Aysu Bankoglu (CHP) : « l’arrestation d’Ekrem Imamoglu est une tentative délibérée de manipuler le processus politique en Turquie »
Avocate, Aysu Bankoglu est depuis 2018 députée du Parti républicain du peuple (CHP, kémaliste social-démocrate) de Bartin, région de la mer Noire. Lorsque nous l’avons jointe, dimanche matin, elle se trouvait au tribunal pour assister à l’audience qui a abouti à l’incarcération du maire d’Istanbul, Ekrem Imamoglu.
Comment réagissez-vous à l’arrestation d’Ekrem Imamoglu ?
Le maire de la métropole d’Istanbul et candidat à la présidentielle, Ekrem Imamoglu, ainsi que 106 personnes ont été arrêtés. Il a été formellement placé en détention ce dimanche 23 mars. Ce même jour, l’accès à Internet a été restreint, les routes et le métro ont été fermés, l’accès aux réseaux sociaux a été limité et les retransmissions en direct des chaînes de télévision ont également été bloquées par le RTÜK (le Conseil supérieur de l’audiovisuel turc).
Depuis le coup d’État militaire du 12 septembre 1980, c’est la première fois que le maire d’Istanbul est arrêté de cette manière. Ce qui s’est passé par la suite ne s’était jamais produit, même lors d’un coup d’État. Et pourtant la Turquie en a connu plusieurs. C’est dire la gravité de la situation.
Quelle est la stratégie du président turc et de sa formation politique, le Parti de la justice et du développement (AKP) ?
Le président Erdogan a utilisé la justice pour emprisonner notre candidat à la présidentielle, qui, rappelons-le, bénéficiait d’un large soutien social, par le biais de complots, de calomnies et de fausses preuves. D’ailleurs, l’accusation ne dispose d’aucune preuve légale. L’enquête a été ouverte à partir de « témoins clandestins » et de déclarations calomnieuses qui ne sont que des rumeurs.
Ainsi, ils veulent s’emparer de la municipalité métropolitaine d’Istanbul et interdire officiellement à notre candidat de participer à l’élection présidentielle. Comme on le sait, Ekrem Imamoglu est un candidat déjà élu à trois reprises par des millions de Stambouliotes. Le moment choisi pour procéder à ces arrestations ne laisse planer aucun doute sur leurs intentions véritables. Ekrem Imamoglu est non seulement un dirigeant élu, certainement l’une des personnalités politiques les plus en vue en Turquie aujourd’hui, mais aussi et surtout un candidat de premier plan à la prochaine élection présidentielle, qui doit se dérouler en 2028.

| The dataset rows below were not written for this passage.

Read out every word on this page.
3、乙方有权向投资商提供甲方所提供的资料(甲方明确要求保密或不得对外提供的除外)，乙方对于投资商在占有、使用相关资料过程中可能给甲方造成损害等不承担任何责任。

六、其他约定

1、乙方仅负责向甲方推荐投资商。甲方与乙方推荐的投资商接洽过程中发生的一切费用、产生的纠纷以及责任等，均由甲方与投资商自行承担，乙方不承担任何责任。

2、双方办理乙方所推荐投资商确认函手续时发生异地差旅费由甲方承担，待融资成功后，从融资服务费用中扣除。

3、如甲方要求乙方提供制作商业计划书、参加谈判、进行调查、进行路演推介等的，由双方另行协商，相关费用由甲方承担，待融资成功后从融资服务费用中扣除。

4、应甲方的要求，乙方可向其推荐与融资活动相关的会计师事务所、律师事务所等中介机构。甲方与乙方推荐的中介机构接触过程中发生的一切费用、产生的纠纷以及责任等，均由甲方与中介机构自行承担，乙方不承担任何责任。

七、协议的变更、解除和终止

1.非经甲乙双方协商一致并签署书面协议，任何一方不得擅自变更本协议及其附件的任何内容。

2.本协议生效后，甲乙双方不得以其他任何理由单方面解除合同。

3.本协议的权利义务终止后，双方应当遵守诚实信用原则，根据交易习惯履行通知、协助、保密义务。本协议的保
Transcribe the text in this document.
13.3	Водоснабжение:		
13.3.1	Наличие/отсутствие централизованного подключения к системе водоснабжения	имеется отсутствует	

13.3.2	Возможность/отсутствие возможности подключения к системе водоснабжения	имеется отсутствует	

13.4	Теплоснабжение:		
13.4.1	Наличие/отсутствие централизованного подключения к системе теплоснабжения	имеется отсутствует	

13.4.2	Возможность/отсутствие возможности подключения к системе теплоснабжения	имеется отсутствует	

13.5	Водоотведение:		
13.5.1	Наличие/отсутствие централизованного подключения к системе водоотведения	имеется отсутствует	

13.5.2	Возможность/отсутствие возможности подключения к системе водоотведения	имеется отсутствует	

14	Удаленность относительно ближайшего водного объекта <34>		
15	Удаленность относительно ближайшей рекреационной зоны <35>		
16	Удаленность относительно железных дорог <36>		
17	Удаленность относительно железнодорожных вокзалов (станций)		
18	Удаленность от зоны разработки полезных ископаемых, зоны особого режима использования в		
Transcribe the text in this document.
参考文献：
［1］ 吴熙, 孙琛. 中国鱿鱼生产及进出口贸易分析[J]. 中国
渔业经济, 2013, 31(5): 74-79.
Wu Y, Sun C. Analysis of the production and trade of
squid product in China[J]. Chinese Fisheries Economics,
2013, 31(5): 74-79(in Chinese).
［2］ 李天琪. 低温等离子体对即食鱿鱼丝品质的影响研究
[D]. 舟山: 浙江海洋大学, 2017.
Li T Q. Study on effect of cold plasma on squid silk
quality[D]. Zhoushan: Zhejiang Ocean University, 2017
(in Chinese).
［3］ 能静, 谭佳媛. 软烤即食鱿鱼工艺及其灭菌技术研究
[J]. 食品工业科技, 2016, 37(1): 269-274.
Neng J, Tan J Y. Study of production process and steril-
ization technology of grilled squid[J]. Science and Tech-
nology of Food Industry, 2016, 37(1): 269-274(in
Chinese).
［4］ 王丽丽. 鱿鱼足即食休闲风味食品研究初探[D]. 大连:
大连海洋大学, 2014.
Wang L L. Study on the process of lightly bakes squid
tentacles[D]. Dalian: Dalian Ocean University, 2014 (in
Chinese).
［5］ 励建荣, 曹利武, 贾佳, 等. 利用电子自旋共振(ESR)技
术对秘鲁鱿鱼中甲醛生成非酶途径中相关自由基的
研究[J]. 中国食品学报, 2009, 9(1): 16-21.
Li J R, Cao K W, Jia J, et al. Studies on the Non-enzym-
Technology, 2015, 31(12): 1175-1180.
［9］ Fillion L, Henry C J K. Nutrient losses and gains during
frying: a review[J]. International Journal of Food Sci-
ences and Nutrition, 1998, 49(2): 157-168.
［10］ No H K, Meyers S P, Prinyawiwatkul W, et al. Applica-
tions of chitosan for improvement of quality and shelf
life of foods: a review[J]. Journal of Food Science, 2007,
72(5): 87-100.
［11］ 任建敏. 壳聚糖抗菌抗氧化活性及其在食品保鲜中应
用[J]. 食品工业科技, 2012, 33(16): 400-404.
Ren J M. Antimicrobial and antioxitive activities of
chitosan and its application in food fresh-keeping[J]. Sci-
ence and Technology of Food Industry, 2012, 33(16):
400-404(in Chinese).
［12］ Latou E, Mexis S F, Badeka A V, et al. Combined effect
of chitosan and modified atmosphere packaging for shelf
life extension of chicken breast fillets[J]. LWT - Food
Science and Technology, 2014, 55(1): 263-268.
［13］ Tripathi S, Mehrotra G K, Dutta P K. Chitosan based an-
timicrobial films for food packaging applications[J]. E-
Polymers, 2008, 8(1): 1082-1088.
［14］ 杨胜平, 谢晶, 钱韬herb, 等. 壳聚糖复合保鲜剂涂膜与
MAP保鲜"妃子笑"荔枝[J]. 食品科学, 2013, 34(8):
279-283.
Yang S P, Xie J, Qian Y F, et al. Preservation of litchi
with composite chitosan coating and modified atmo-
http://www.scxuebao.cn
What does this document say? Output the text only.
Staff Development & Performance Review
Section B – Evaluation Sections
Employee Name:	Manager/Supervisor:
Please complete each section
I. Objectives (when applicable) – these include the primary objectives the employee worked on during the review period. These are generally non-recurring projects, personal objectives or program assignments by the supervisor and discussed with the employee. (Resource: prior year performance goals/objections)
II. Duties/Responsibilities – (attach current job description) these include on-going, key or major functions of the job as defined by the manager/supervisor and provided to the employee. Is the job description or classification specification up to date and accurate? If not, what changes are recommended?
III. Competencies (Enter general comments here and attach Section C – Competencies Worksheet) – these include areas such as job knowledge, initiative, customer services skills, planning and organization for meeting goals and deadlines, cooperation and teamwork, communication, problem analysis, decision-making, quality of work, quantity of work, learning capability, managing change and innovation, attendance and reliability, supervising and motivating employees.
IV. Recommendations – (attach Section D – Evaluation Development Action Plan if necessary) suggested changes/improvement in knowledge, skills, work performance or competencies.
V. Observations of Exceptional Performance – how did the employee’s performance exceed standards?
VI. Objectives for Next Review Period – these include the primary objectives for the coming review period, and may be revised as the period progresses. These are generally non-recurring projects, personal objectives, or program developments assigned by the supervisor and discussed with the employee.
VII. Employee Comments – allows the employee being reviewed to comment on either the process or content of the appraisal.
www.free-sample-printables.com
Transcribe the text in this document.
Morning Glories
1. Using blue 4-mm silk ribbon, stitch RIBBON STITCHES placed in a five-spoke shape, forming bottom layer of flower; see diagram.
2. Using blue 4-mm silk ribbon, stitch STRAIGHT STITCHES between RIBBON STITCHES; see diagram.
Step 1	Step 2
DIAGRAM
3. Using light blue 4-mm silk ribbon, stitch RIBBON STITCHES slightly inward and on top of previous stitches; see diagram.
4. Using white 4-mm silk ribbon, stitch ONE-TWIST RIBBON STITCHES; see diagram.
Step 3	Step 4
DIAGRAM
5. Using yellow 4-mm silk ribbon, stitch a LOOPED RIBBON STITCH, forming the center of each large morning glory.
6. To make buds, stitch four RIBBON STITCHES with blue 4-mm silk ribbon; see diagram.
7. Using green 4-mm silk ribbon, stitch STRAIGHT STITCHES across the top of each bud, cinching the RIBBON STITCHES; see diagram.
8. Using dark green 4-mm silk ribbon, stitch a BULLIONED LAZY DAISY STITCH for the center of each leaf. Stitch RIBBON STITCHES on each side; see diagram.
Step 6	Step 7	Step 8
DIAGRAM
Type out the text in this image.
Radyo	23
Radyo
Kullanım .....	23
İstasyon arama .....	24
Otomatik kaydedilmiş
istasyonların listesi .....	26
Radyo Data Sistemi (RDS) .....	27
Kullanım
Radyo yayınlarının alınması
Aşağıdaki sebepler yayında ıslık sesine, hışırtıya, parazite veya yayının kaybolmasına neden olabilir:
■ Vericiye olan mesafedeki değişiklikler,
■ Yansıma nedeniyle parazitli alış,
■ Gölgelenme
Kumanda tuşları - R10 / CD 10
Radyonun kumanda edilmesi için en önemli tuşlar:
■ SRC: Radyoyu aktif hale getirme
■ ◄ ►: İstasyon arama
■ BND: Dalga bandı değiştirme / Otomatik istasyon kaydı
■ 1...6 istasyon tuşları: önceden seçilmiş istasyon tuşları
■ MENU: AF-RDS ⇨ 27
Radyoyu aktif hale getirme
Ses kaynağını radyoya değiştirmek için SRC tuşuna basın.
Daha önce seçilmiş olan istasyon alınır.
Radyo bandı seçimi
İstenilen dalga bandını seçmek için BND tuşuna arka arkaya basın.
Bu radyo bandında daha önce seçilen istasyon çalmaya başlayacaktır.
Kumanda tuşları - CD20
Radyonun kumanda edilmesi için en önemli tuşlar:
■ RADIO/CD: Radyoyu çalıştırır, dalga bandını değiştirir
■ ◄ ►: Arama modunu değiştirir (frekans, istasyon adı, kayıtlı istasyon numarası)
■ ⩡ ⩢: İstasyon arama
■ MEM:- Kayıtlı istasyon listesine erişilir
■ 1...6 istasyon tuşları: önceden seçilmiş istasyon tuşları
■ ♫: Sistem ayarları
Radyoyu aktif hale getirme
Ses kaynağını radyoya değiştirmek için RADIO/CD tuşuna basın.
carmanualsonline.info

Le prendre pour cible à un moment aussi crucial témoigne d’une tentative délibérée de manipuler le processus politique et de limiter le choix des électeurs. Le droit de participer aux élections, en tant que candidat comme en tant qu’électeur, doit être protégé, car il est un pilier de la gouvernance démocratique.
Quels sont les buts réels recherchés par Recep Tayyip Erdogan ?
L’objectif d’Erdogan est clairement de diriger le pays jusqu’à sa mort. Pour cela, il ne se prive pas d’ignorer toutes les pratiques, règles et normes démocratiques. Ce qui est en jeu aujourd’hui, c’est notre République et notre démocratie. Des millions de citoyens, notamment les jeunes, se mobilisent sur les places publiques de Turquie pour défendre leur pays. Alors que le gouvernement perd son soutien social, il tente de survivre grâce à des outils répressifs, en recourant à la détention, à la force contre l’opposition.
Comment comptez-vous empêcher Erdogan et ses alliés de parvenir à leurs fins ?
La place Sarachane d’Istanbul, siège de la municipalité de la ville, est devenue un lieu symbolique. Dans toutes les villes de Turquie, les citoyens sont dans la rue pour revendiquer leurs droits, réclamer justice et défendre la démocratie. Depuis des jours, des dizaines de milliers de personnes scandent le poème de Brecht contre le fascisme hitlérien, devenu un slogan mondial : « Personne ou tout le monde ! Tout ou rien ! Un homme seul ne peut pas sauver sa peau. »
Par ailleurs, ce dimanche s’est tenue l’élection présidentielle anticipée de notre parti. Des millions de personnes ont voté dans les urnes pour le seul candidat, Ekrem Imamoglu. Dès l’ouverture du scrutin que nous avons organisé pour cette primaire, nous avons vu des milliers et des milliers de personnes aller voter dans leurs quartiers.
Ce geste marque le soutien populaire à Ekrem Imamoglu. Nous savons que nous ne pourrons vaincre la dérive autoritaire que par notre lutte pour la démocratie. Quoi qu’il arrive, nous continuerons d’être sur les places et dans les rues aux côtés de notre peuple.